In time, they discover their coexistence is toxic, their physical attraction is electric, the secrets they keep mean the difference between life and death, and the only truth they share is that everything is a lie.

“Over eighty-five percent of the world’s population believes in a higher power, yet, very few people believe in miracles.”

Do you believe?




Scarlet leaves behind all that she knows to find herself and the meaning of life. She finds so much more. Her mother’s birth place. A crazy southern family. A bitter man filled with anger. A mystery to solve.

The author has created a bevy of unusual characters. Scarlet Stone the character defies description. She is strong, vulnerable, hopeful, broken. She is filled with pain, regret, and wants. Her devotion is almost unbelievable. Theo Reed is a dark horse. His anger is beyond consuming. It’s like a cancer that spreads to every cell of his being. Forced to share a house with someone like Scarlet might drive him over the edge of reason. The secondary characters are a mixed lot. Yimin the Chinese herbalist says a lot without actually having much dialogue. Oscar Stone, Scarlet’s father, is disreputable, chivalrous, wise and loving. He should be a questionable character considering the life he led, but I couldn’t help seeing him as a wonderful, caring father.
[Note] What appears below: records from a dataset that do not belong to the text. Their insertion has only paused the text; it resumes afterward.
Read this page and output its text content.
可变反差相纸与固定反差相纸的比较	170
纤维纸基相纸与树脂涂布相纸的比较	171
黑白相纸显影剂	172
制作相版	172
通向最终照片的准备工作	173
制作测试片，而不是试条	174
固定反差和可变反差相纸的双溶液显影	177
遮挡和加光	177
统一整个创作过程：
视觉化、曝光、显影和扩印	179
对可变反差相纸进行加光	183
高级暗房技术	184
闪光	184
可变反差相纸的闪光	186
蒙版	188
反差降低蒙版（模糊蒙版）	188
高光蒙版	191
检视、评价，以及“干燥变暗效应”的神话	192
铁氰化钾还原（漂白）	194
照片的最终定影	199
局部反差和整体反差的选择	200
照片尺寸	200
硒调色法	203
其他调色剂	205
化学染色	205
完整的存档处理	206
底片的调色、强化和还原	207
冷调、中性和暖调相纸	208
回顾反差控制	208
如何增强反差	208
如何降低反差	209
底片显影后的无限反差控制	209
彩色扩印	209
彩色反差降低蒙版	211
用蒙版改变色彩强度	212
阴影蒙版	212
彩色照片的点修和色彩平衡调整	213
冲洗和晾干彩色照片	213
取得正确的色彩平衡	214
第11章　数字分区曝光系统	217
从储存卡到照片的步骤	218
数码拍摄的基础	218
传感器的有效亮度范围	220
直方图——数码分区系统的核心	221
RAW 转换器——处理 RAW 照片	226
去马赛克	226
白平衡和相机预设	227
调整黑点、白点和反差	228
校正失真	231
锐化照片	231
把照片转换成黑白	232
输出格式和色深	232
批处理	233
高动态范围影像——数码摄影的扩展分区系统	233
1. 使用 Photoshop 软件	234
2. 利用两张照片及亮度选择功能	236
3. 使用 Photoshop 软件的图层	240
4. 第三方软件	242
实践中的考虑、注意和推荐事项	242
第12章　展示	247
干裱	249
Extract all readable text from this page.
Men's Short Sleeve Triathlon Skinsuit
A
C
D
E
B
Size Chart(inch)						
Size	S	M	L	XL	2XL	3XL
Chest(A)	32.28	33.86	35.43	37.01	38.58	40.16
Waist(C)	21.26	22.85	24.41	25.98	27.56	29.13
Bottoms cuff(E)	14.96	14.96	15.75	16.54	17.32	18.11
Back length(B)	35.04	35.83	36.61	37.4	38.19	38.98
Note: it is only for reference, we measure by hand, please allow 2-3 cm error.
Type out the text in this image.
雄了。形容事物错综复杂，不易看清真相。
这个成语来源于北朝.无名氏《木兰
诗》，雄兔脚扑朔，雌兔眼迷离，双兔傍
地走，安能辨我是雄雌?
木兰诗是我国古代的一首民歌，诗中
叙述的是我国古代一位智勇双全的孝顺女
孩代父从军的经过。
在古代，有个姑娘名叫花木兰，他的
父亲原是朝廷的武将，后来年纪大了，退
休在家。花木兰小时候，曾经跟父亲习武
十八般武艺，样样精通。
Warned off by many people, Scarlet is a moth to Theo’s flame. These two couldn’t be more alike and more different. Their chemistry is caustic like a thick acrid smoke rising from a failed chemistry experiment…until it isn’t. Things happen. Circumstances change. Unfortunately for Scarlet, they keep changing. Scarlet Stone has more twists and turns than San Francisco’s Lombard Street, and unlike Lombard Street, the twist turn back onto themselves. With each turn, Scarlet reflects on something from her past and how it potentially impacted her present.

The story is mostly told from Scarlet’s point-of-view, but there are a handful of short chapters narrated by Theo. Scarlet slowly reveals her past and her present predicaments that led her to Tybee Island. Scarlet Stone is a metaphysical journey. Karma, Ayurveda healing, philosophy, the circle of life, and a little mystery had me laughing and feeling melancholy throughout the book. There is so much for the characters to be sad about, but the new Scarlet finds a way to appreciate every breath she takes. After all the angst and emotional turmoil, Author Jewel E. Ann brought tears to my eyes with her sweet epilogue. It’s an unexpected ending that will melt your heart.